GEM connects to socat listening on 5000, which in turn funnels the data to port 5001 where btmon.py is listening. If the GEM opens a TCP connection and doesn't send traffic for 15 seconds (it's supposed to send every 10 seconds), then socat will forcefully close the connection.
This allows btmon.py to clean up the connection and be prepared for the next connection.
Ben
Brultech Research Inc.
E: ben(at)brultech.com
ben
Site Admin
Posts: 4266
Joined: Fri Jun 04, 2010 9:39 am

Re: Communication issue

Post by ben » Mon Dec 14, 2015 10:56 am

The above solution didn't work too well, so the customer patched btmon itself:





The problem was that whenever it detected incomplete data on the connection and decided to retry, it didn't call accept() again to get a new socket. So it went into an infinite loop trying to read from the old socket, which prevented it from getting new data.
Ben
Brultech Research Inc.
E: ben(at)brultech.com
Grimshad
Posts: 4
Joined: Tue May 19, 2015 12:10 pm

Re: Communication issue

Post by Grimshad » Mon Dec 14, 2015 10:59 am

I would try this, but I just moved from a linux server to a windows server because i needed to support windows services. :| I don't see a windows version unfortunately. I may have to throw up a VM just to run that which is not preferable.

I'll try netcat and see if it will work as intended without all the extra features of socat.

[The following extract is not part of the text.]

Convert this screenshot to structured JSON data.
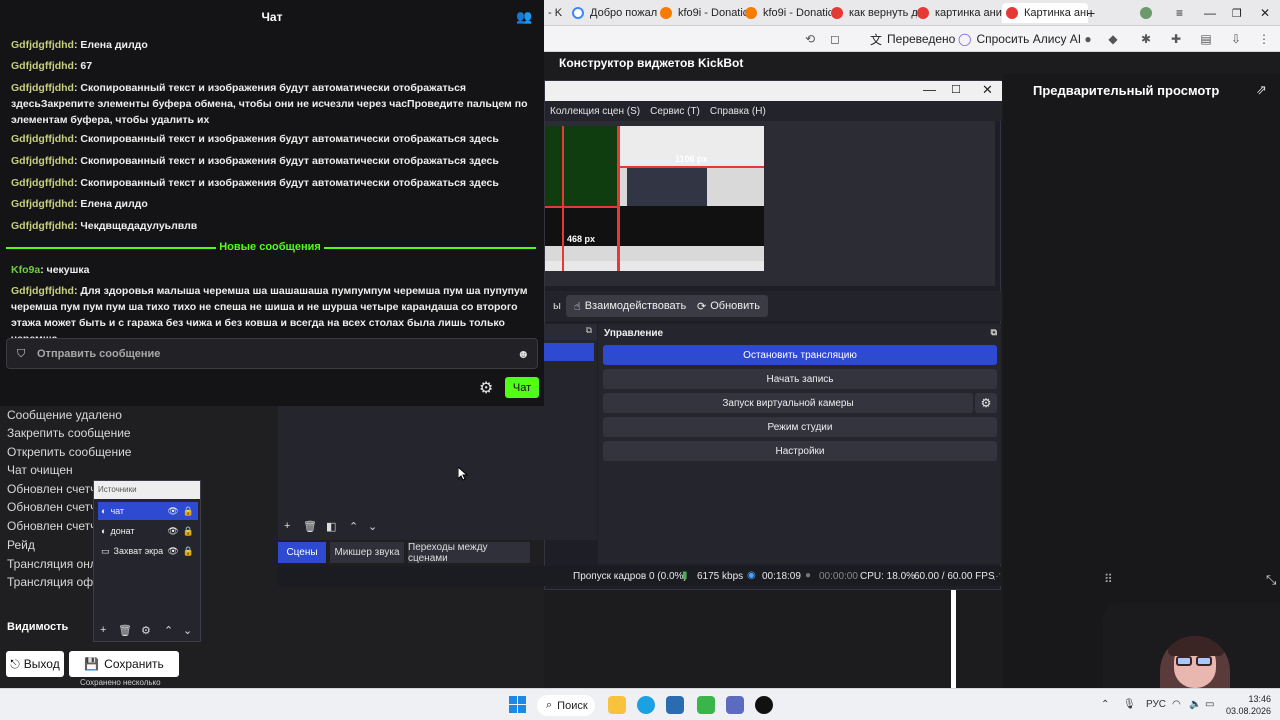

EDIT: To use netcat follow these instructions using example ports:

download ncat here: https://nmap.org/ncat/
setup the GEM to send packets to your server on port 5000
setup btmon or whatever script you're using to listen on 5001
run ncat "ncat -lvkw 1 -p 5000 -c "ncat 0.0.0.0 5001"

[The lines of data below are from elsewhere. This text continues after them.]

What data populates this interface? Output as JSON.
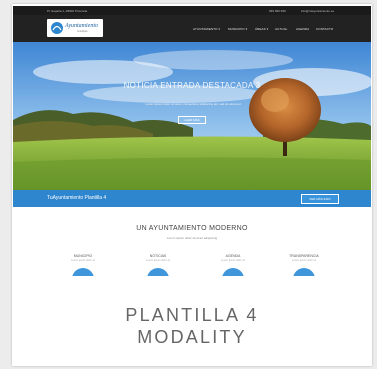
{
  "topbar": {
    "address": "Pl. España 1, 28000 Provincia",
    "phone": "999 999 999",
    "email": "info@miayuntamiento.es"
  },
  "logo": {
    "name": "Ayuntamiento",
    "sub": "municipio"
  },
  "nav": [
    "AYUNTAMIENTO ▾",
    "MUNICIPIO ▾",
    "ÁREAS ▾",
    "ACTUAL",
    "AGENDA",
    "CONTACTO"
  ],
  "hero": {
    "title": "NOTICIA ENTRADA DESTACADA 3",
    "subtitle": "Lorem ipsum dolor sit amet, consectetur adipiscing elit, sed do eiusmod",
    "button": "LEER MÁS"
  },
  "bluebar": {
    "text": "TuAyuntamiento Plantilla 4",
    "button": "VER MÁS INFO"
  },
  "section": {
    "title": "UN AYUNTAMIENTO MODERNO",
    "subtitle": "Lorem ipsum dolor sit amet adipiscing"
  },
  "features": [
    {
      "title": "MUNICIPIO",
      "desc": "Lorem ipsum dolor sit"
    },
    {
      "title": "NOTICIAS",
      "desc": "Lorem ipsum dolor sit"
    },
    {
      "title": "AGENDA",
      "desc": "Lorem ipsum dolor sit"
    },
    {
      "title": "TRANSPARENCIA",
      "desc": "Lorem ipsum dolor sit"
    }
  ],
  "card_title_line1": "PLANTILLA 4",
  "card_title_line2": "MODALITY",
  "colors": {
    "accent": "#2e86cf",
    "dark": "#222222",
    "title": "#666666"
  }
}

Simple as that. Here's a breakdown of the command
ncat runs netcat
-l tells it to listen
-v tells it to verbosely display connection information (use to confirm it's working and then you can remove the v after
-k tells it to continue to keep the session alive
-w tells it how long to keep the session alive (in this case 1 second)
-p tells it what port to listen on (in this case 5000, the same port your GEM is sending to)
-c tells it to run a command after it starts listening, the command we want to run is ncat [the ip of the server your script is running on, if it's the same box as you are running ncat then use 127.0.0.1 or localhost] and then [the port] your script is listening on

So the GEM will send the packet to ncat, ncat will then forward it to your script. With the switches in place ncat should continue listening forever and gracefully close connections. Because of this it doesn't matter if the GEM stops sending half way through or even at all, as soon as it fails ncat will either no longer receive packets or will just end the session and wait for another one. So as soon as the GEM is back up, it'll send another packet and ncat will accept it and forward it again with no hiccups.

Note: Still testing, should work though.